U. konzentriert sich in seinen theologischen Fragekreisen auf die Themen, die er in der expliziten Auseinandersetzung Eusebs mit den Juden beobachtet. Dabei erkennt er selber Bedingungen, Folgen und Probleme. Die Grundbedingung ist - nach U.- Eusebs Konzept von Theologie: "Theologie ist für Euseb wesentlich Konstruktion und Rekonstruktion von Geschichte", "im Sinne von Heilsgeschichte" (133). Die Folgen davon sind, dass geschichtliche Ereignisse objektiv und beweiskräftig als Willensäußerungen Gottes deutbar sind, in der Apologie gegen die Juden einsetzbar, insofern die römischen Siege über das jüdische Volk für Euseb Gottes Strafe für die Ablehnung des Christus und für seine Tötung sind. Darin sieht U. ein Problem, weil die christologische Soteriologie Eusebs eine endgültige Verwerfung der Juden - gelegentlich von Euseb ausgesprochen - ausschließe und vielmehr das Heil für sie durch die Annahme des Christus offenhalte. "Es bleibt allerdings zu konstatieren, dass sowohl der heilsgeschichtliche Triumphalismus als auch die teilweise negative Bewertung des Judentums in Eusebs geschichtstheologischen Ausführungen die christologisch-soteriologischen Voraussetzungen seiner Texte im Grunde unterbietet" (276). Deswegen solle die Konsequenz gezogen werden, keine "Ereignisse der Geschichte als eindeutiges Handeln Gottes zu qualifizieren" (144; vgl. 276).
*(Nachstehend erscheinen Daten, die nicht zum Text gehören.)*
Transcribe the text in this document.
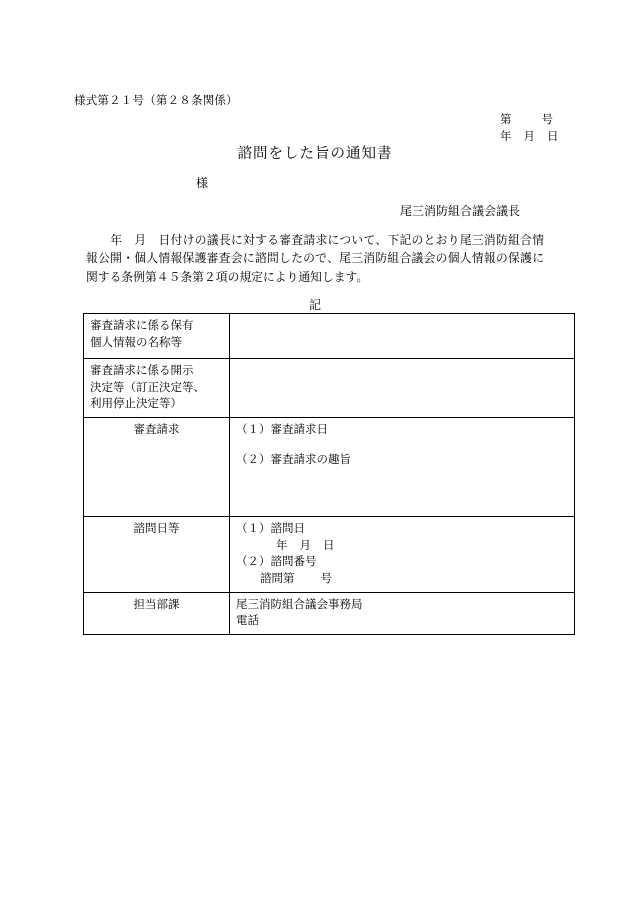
様式第２１号（第２８条関係）
第	号
年 月 日
諮問をした旨の通知書
様
尾三消防組合議会議長
年　月　日付けの議長に対する審査請求について、下記のとおり尾三消防組合情報公開・個人情報保護審査会に諮問したので、尾三消防組合議会の個人情報の保護に関する条例第４５条第２項の規定により通知します。
記
審査請求に係る保有
個人情報の名称等	

審査請求に係る開示
決定等（訂正決定等、
利用停止決定等）	

審査請求	（１）審査請求日
（２）審査請求の趣旨

諮問日等	（１）諮問日
年 月 日
（２）諮問番号
諮問第 号

担当部課	尾三消防組合議会事務局
電話
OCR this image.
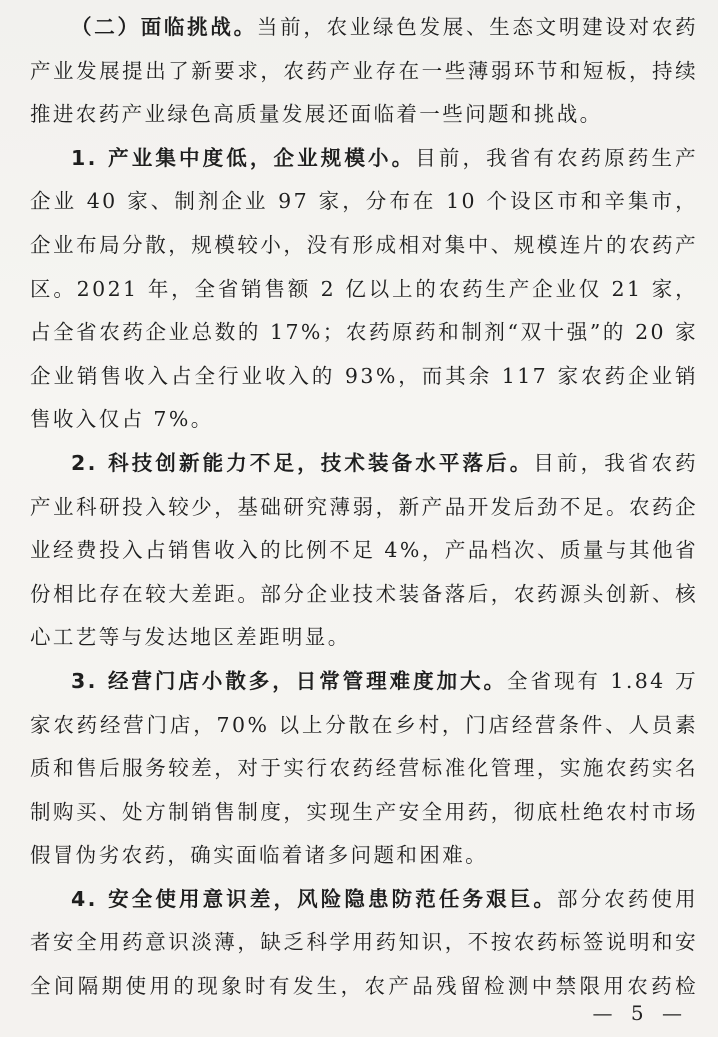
（二）面临挑战。当前，农业绿色发展、生态文明建设对农药产业发展提出了新要求，农药产业存在一些薄弱环节和短板，持续推进农药产业绿色高质量发展还面临着一些问题和挑战。

1. 产业集中度低，企业规模小。目前，我省有农药原药生产企业 40 家、制剂企业 97 家，分布在 10 个设区市和辛集市，企业布局分散，规模较小，没有形成相对集中、规模连片的农药产区。2021 年，全省销售额 2 亿以上的农药生产企业仅 21 家，占全省农药企业总数的 17%；农药原药和制剂“双十强”的 20 家企业销售收入占全行业收入的 93%，而其余 117 家农药企业销售收入仅占 7%。

2. 科技创新能力不足，技术装备水平落后。目前，我省农药产业科研投入较少，基础研究薄弱，新产品开发后劲不足。农药企业经费投入占销售收入的比例不足 4%，产品档次、质量与其他省份相比存在较大差距。部分企业技术装备落后，农药源头创新、核心工艺等与发达地区差距明显。

3. 经营门店小散多，日常管理难度加大。全省现有 1.84 万家农药经营门店，70% 以上分散在乡村，门店经营条件、人员素质和售后服务较差，对于实行农药经营标准化管理，实施农药实名制购买、处方制销售制度，实现生产安全用药，彻底杜绝农村市场假冒伪劣农药，确实面临着诸多问题和困难。

4. 安全使用意识差，风险隐患防范任务艰巨。部分农药使用者安全用药意识淡薄，缺乏科学用药知识，不按农药标签说明和安全间隔期使用的现象时有发生，农产品残留检测中禁限用农药检

— 5 —
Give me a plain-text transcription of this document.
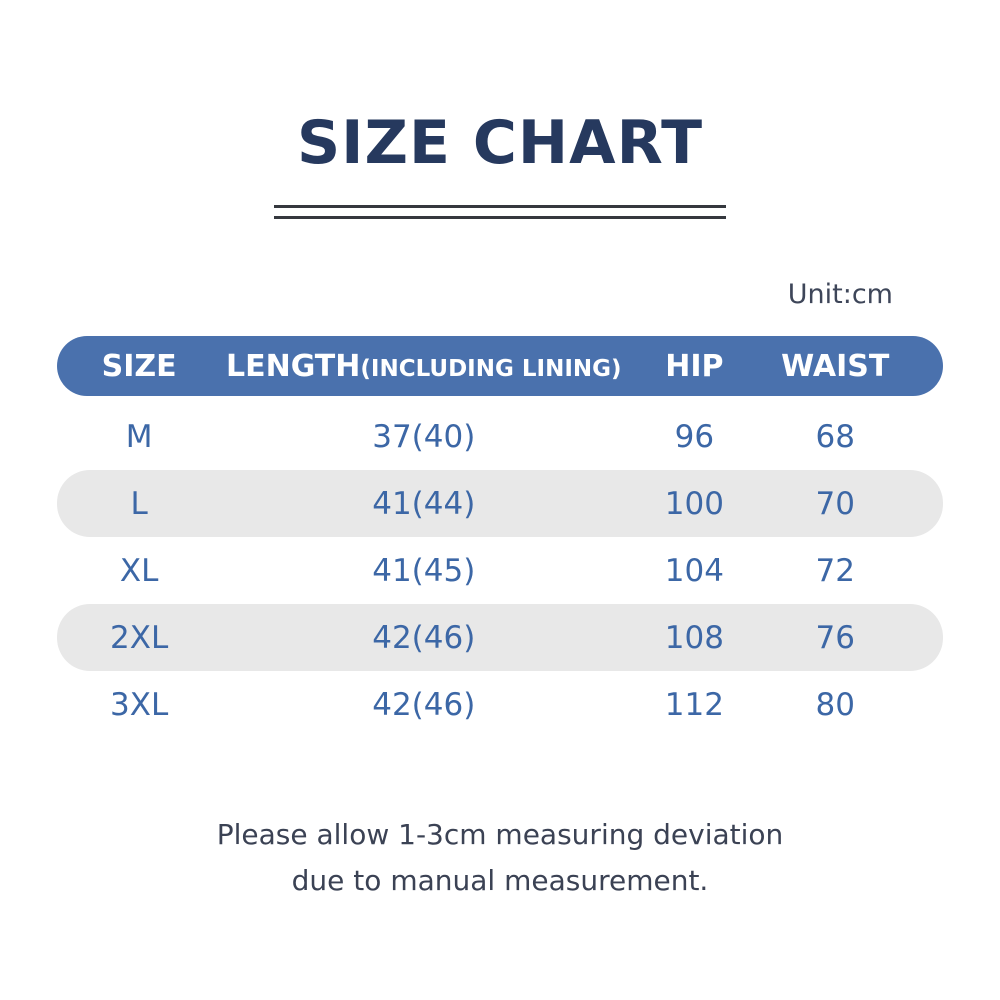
SIZE CHART
Unit:cm
SIZE	LENGTH(INCLUDING LINING)	HIP	WAIST
M	37(40)	96	68
L	41(44)	100	70
XL	41(45)	104	72
2XL	42(46)	108	76
3XL	42(46)	112	80
Please allow 1-3cm measuring deviation
due to manual measurement.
Genauer: "Es kann unter der (dann freilich zwischen Juden und Christen umstrittenen) Voraussetzung der Offenbarung Gottes unter dem Gegenteil [276: "offenbarungstheologisch"] in der Geschichte Jesu Christi nicht mehr gestattet sein, irgendwelche Ereignisse der Geschichte als eindeutiges Handeln Gottes zu qualifizieren" (144).
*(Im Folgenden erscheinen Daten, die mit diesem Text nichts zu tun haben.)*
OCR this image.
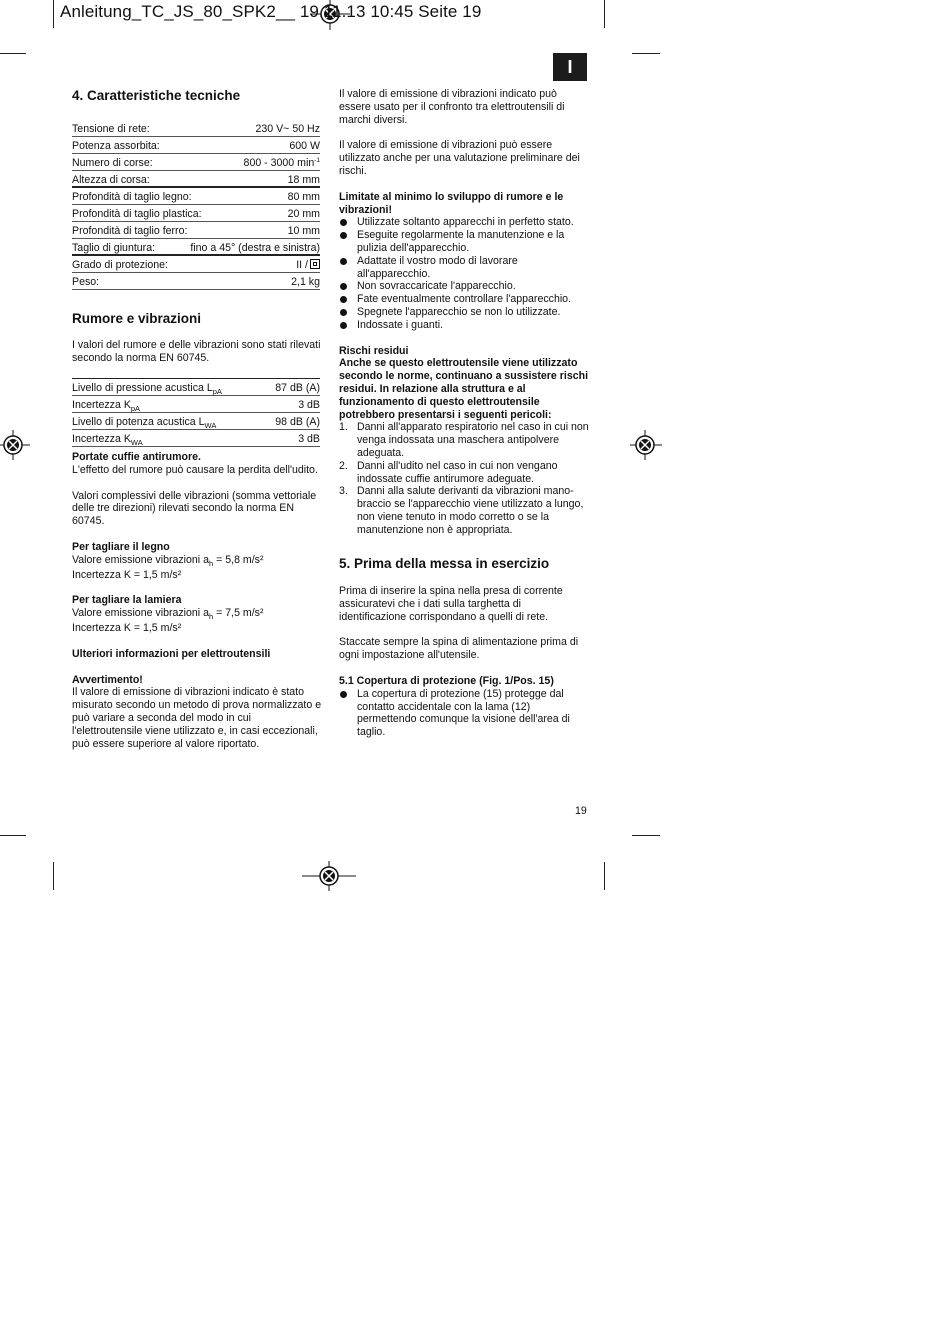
Anleitung_TC_JS_80_SPK2__ 19.11.13 10:45 Seite 19
I
4. Caratteristiche tecniche
Tensione di rete:	230 V~ 50 Hz
Potenza assorbita:	600 W
Numero di corse:	800 - 3000 $\min^{-1}$
Altezza di corsa:	18 mm
Profondità di taglio legno:	80 mm
Profondità di taglio plastica:	20 mm
Profondità di taglio ferro:	10 mm
Taglio di giuntura:	fino a 45° (destra e sinistra)
Grado di protezione:	II /
Peso:	2,1 kg
Rumore e vibrazioni

I valori del rumore e delle vibrazioni sono stati rilevati secondo la norma EN 60745.

Livello di pressione acustica $L_{pA}$	87 dB (A)
Incertezza $K_{pA}$	3 dB
Livello di potenza acustica $L_{WA}$	98 dB (A)
Incertezza $K_{WA}$	3 dB

Portate cuffie antirumore.

L'effetto del rumore può causare la perdita dell'udito.

Valori complessivi delle vibrazioni (somma vettoriale delle tre direzioni) rilevati secondo la norma EN 60745.

Per tagliare il legno

Valore emissione vibrazioni $a_h = 5,8$ m/s²

Incertezza K = 1,5 m/s²

Per tagliare la lamiera

Valore emissione vibrazioni $a_h = 7,5$ m/s²

Incertezza K = 1,5 m/s²

Ulteriori informazioni per elettroutensili

Avvertimento!

Il valore di emissione di vibrazioni indicato è stato misurato secondo un metodo di prova normalizzato e può variare a seconda del modo in cui l'elettroutensile viene utilizzato e, in casi eccezionali, può essere superiore al valore riportato.

Il valore di emissione di vibrazioni indicato può essere usato per il confronto tra elettroutensili di marchi diversi.

Il valore di emissione di vibrazioni può essere utilizzato anche per una valutazione preliminare dei rischi.

Limitate al minimo lo sviluppo di rumore e le vibrazioni!

Utilizzate soltanto apparecchi in perfetto stato.
Eseguite regolarmente la manutenzione e la pulizia dell'apparecchio.
Adattate il vostro modo di lavorare all'apparecchio.
Non sovraccaricate l'apparecchio.
Fate eventualmente controllare l'apparecchio.
Spegnete l'apparecchio se non lo utilizzate.
Indossate i guanti.

Rischi residui

Anche se questo elettroutensile viene utilizzato secondo le norme, continuano a sussistere rischi residui. In relazione alla struttura e al funzionamento di questo elettroutensile potrebbero presentarsi i seguenti pericoli:

1. Danni all'apparato respiratorio nel caso in cui non venga indossata una maschera antipolvere adeguata.
2. Danni all'udito nel caso in cui non vengano indossate cuffie antirumore adeguate.
3. Danni alla salute derivanti da vibrazioni mano-braccio se l'apparecchio viene utilizzato a lungo, non viene tenuto in modo corretto o se la manutenzione non è appropriata.
5. Prima della messa in esercizio

Prima di inserire la spina nella presa di corrente assicuratevi che i dati sulla targhetta di identificazione corrispondano a quelli di rete.

Staccate sempre la spina di alimentazione prima di ogni impostazione all'utensile.

5.1 Copertura di protezione (Fig. 1/Pos. 15)

La copertura di protezione (15) protegge dal contatto accidentale con la lama (12) permettendo comunque la visione dell'area di taglio.
19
Das Problem ist jedoch vielschichtiger, schon bei Euseb selber. Denn ohne Rekurs auf "die Geschichte Jesu" kann Euseb Jesus nicht als den Christus Gottes, der der Menschen Retter ist, erweisen, wie er es durch seine Auslegung des Alten Testaments gegen die Juden tut. U. hat sich nicht befriedigend auf die Berechtigung der Auslegungsmethode Eusebs eingelassen (trotz Kap. 5.2.3). Außerdem hat es U. in seiner Darstellung der Christologie und der Soteriologie versäumt, das Leiden und den Tod Jesu in Eusebs Deutung einzubeziehen; das Kapitel X der Demonstratio evangelica ist ausgespart.
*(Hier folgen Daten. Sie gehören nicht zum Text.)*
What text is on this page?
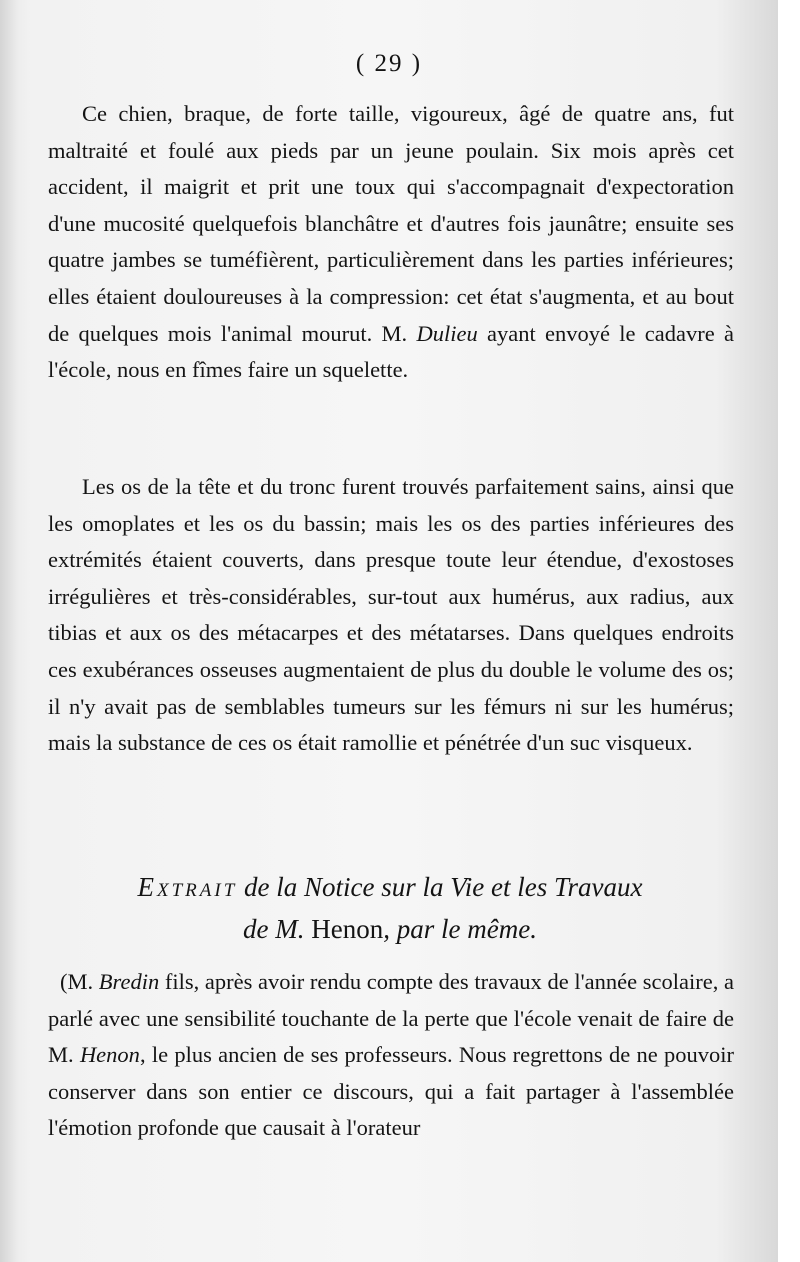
( 29 )
Ce chien, braque, de forte taille, vigoureux, âgé de quatre ans, fut maltraité et foulé aux pieds par un jeune poulain. Six mois après cet accident, il maigrit et prit une toux qui s'accompagnait d'expectoration d'une mucosité quelquefois blanchâtre et d'autres fois jaunâtre; ensuite ses quatre jambes se tuméfièrent, particulièrement dans les parties inférieures; elles étaient douloureuses à la compression: cet état s'augmenta, et au bout de quelques mois l'animal mourut. M. Dulieu ayant envoyé le cadavre à l'école, nous en fîmes faire un squelette.
Les os de la tête et du tronc furent trouvés parfaitement sains, ainsi que les omoplates et les os du bassin; mais les os des parties inférieures des extrémités étaient couverts, dans presque toute leur étendue, d'exostoses irrégulières et très-considérables, sur-tout aux humérus, aux radius, aux tibias et aux os des métacarpes et des métatarses. Dans quelques endroits ces exubérances osseuses augmentaient de plus du double le volume des os; il n'y avait pas de semblables tumeurs sur les fémurs ni sur les humérus; mais la substance de ces os était ramollie et pénétrée d'un suc visqueux.
Extrait de la Notice sur la Vie et les Travaux
de M. Henon, par le même.
(M. Bredin fils, après avoir rendu compte des travaux de l'année scolaire, a parlé avec une sensibilité touchante de la perte que l'école venait de faire de M. Henon, le plus ancien de ses professeurs. Nous regrettons de ne pouvoir conserver dans son entier ce discours, qui a fait partager à l'assemblée l'émotion profonde que causait à l'orateur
Euseb konnte das Christentum durch das Evangelium charakterisieren, indem er 2Kor 5,19 zitierte (programmatisch P. e. I 1,8). Wie gelangte er zum Inhalt der Erlösung? Und wie eng hängt damit die Verknüpfung der jüdischen Ablehnung des Christus mit dessen Tod zusammen? Der knappe Verweis (211) auf den "theologisch unsinnigen Herrenmordvorwurf" (144) reicht nicht aus.

Die Arbeit zeichnet sich durch gute Lesbarkeit aus; alle altsprachlichen Zitate sind in verständliches Deutsch übertragen. Es ist eine kirchengeschichtlich zuverlässige Arbeit, die dem jüdisch-christlichen Dialog dienen kann.